Einige Beispiele aus dem realen Leben: ach ja und bitte um Verzeihung falls ich den ein oder anderen Mythos zerstöre:D

Franz Beckenbauer ist eine Lichtgestalt, das wäre er auch in Kleidung von KIK, da er IMMER und zu jedem freundlich und nett ist und niemals jemanden nicht begrüssen würde, nur weil der Kellner ist...
Währenddessen ist Boris Becker ein kleiner Junge ohne jedes Benehmen und auch seine Maßanzüge helfen da nichts. Er hat nicht den Hauch von Benehmen (Halt eine Ausnahme gibt es, solange Barbara bei ihm war, konnte er sich benehmen. Jetzt mit Lilly kenne ich ihn nicht mehr, befürchte aber nichts gutes)

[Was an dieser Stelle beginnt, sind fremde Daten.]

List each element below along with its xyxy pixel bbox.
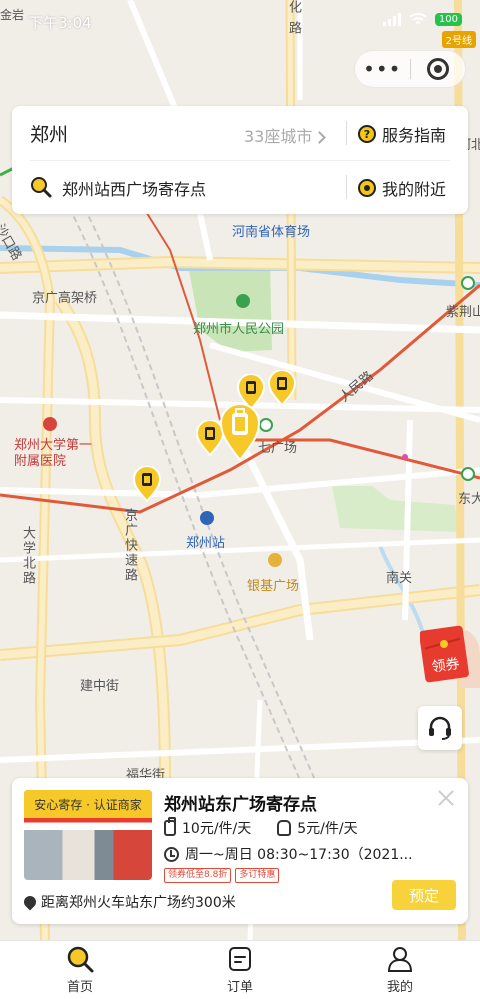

Diese Liste liesse sich beliebig verlängern, ich denke aber es ist klar, was ich sagen will. Darüber hinaus gibt es sooooviele Menschen, ohne viel Geld, die Stil haben und einigen "Reichen" einwenig Benimm beibringen könnten. Stil hat vielmehr mit Benehmen zu tun. Auch wenn es altmodisch klingt, ein "ritterliches" Benehmen gehört dazu und das kostet nichts. Einer Dame die Tür aufhalten, Kinder und schwächere beschützen. Einem Freund zuhören...ich denke Ihr wisst, was ich meine. Als das kostet nichts und das ist Stil. Einen kleinen Querverweis auf Kleidung habe ich aber dennoch. Sauberkeit und Gepflegtheit ist keine Frage von Geld, sondern Grundvoraussetzung für Stil.

@Bertie Wooster und malaparte: Ich habe grossen Respekt davor, dass Ihr hier so offen über Eure Situation geschrieben habt. Davor ziehe ich meinen Hut und seid gewiss, wer darüber lästert, hat sich in Stilfragen weit ins Abseits gestellt.